Tim Hortons - with some 3,400 company-owned and franchised stores in Canada - has virtually saturated the market. At the same time, U.S. rivals such as McDonald’s and Starbucks have also stepped up their presence north of the border, limiting Tim’s organic growth potential.
“We don’t view either player as an immediate threat to Tim Hortons’ scale and strong brand perception,” said R.J. Hottovy an analyst at Morningstar. “But we believe competition will become increasingly fierce in the decade to come, leading to more aggressive price wars.”
Highfields may have some success in building a case for spinning off Tim Hortons’ real estate assets into a new publicly traded REIT - a path that other players have taken. Canada’s top food retailer, Loblaw Cos, said earlier on Wednesday that it plans to complete the initial public offering of its REIT in early July.
“Canada is a more conducive market than the U.S. right now, when it comes to REIT conversions,” said Hottovy, noting that a company spinning off the assets can still maintain a controlling interest in a REIT in Canada.
Tim Hortons in the past has panned the REIT idea, as it owns only 20 percent of its retail real estate assets. The company declined to comment beyond saying it remains focused on creating shareholder value.
“(We) always welcome constructive dialogue with our shareholders. We don’t comment on specific conversations,” said Tim Hortons spokesman Scott Bonikowsky.

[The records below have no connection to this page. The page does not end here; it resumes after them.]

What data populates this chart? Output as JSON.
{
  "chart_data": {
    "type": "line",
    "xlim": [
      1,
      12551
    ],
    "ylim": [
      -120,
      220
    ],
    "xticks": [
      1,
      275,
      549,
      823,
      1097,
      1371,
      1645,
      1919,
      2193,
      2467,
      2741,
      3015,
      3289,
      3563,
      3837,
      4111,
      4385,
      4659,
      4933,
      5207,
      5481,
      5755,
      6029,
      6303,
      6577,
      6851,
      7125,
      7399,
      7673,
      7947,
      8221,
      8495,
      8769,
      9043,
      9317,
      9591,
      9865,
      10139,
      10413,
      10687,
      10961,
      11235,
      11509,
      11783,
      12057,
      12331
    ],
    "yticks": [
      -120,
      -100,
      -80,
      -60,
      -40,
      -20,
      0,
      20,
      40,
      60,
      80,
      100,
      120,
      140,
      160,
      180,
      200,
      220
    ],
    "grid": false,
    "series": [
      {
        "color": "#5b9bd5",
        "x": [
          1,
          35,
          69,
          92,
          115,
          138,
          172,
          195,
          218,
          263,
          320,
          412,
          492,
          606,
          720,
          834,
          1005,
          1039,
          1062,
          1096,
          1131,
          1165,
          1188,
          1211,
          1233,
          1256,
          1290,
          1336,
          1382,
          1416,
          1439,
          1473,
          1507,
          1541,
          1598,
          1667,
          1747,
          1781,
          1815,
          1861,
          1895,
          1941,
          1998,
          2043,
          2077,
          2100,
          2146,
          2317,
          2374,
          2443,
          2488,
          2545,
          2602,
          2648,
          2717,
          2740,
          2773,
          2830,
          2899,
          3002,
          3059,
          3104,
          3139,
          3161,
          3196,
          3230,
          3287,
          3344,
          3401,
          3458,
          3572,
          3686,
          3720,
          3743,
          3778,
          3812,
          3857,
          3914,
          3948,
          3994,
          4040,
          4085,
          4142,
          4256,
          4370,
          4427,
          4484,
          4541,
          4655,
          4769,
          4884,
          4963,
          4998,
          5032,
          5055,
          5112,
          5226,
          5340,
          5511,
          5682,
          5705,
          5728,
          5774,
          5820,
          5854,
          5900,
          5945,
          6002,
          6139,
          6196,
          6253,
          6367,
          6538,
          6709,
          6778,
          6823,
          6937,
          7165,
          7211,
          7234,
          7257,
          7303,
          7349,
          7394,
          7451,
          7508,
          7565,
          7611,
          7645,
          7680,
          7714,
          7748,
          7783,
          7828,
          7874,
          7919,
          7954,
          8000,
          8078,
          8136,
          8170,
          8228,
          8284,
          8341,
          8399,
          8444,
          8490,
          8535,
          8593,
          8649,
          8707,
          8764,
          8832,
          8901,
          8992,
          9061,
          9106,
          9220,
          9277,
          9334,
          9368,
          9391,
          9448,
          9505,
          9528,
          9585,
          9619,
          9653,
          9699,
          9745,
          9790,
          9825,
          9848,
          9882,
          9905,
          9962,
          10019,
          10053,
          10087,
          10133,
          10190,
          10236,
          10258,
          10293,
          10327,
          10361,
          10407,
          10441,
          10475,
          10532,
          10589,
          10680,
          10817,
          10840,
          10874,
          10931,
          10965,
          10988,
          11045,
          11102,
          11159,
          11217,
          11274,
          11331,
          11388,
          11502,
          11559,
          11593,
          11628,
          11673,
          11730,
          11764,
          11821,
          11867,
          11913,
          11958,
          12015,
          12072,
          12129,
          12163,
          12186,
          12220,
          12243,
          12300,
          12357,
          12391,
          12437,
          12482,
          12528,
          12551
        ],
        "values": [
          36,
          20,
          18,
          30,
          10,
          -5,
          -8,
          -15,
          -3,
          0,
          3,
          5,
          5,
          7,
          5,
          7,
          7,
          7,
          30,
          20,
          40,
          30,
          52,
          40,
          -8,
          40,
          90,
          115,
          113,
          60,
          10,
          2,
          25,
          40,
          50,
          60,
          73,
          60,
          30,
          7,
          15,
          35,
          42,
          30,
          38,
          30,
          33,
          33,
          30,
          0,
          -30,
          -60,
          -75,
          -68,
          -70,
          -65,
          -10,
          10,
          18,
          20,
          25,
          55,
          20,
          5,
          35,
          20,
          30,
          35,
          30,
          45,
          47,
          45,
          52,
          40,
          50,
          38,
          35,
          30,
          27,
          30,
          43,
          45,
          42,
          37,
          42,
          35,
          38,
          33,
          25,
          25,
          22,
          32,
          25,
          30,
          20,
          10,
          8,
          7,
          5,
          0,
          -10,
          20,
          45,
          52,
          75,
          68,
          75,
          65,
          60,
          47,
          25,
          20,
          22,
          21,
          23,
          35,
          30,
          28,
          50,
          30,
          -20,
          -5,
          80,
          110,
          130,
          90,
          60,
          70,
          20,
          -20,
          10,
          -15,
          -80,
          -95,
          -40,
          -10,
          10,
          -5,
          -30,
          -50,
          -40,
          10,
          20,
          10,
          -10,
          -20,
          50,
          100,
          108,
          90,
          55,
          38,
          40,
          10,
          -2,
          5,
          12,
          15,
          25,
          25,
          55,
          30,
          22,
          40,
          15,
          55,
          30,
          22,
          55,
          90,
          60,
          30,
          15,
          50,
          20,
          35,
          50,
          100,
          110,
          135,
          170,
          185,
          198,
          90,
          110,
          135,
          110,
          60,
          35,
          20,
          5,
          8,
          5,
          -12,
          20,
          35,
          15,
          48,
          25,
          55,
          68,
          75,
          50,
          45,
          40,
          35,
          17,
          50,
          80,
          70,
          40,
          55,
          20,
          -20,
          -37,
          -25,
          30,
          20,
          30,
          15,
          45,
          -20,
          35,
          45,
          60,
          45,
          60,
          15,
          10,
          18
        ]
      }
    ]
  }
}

Highfields also faces a tough task convincing long-term investors that a debt-funded share buyback is a sound plan.
John Goldsmith, deputy head of equities at Montrusco Bolton, a firm that owns nearly 260,000 Tim Hortons shares, questions whether the strategy makes sense over the long term, even though low interest rates have made it more attractive for activists to push companies to take on cheap debt to fund buybacks.
“This might temporarily add value per share mathematically, the question is does this create sustainable value add or simply a one-time pop?” he said.
RBC Capital Markets analyst Irene Nattel said layering on $3.4 billion in debt to fund a buyback might add to earnings. But it puts Tim’s investment-grade rating at risk, potentially raising borrowing costs and moderating any earnings per share gains for the company.
Tim Hortons is being advised by Citigroup Inc and RBC Capital Markets - both banks declined to comment.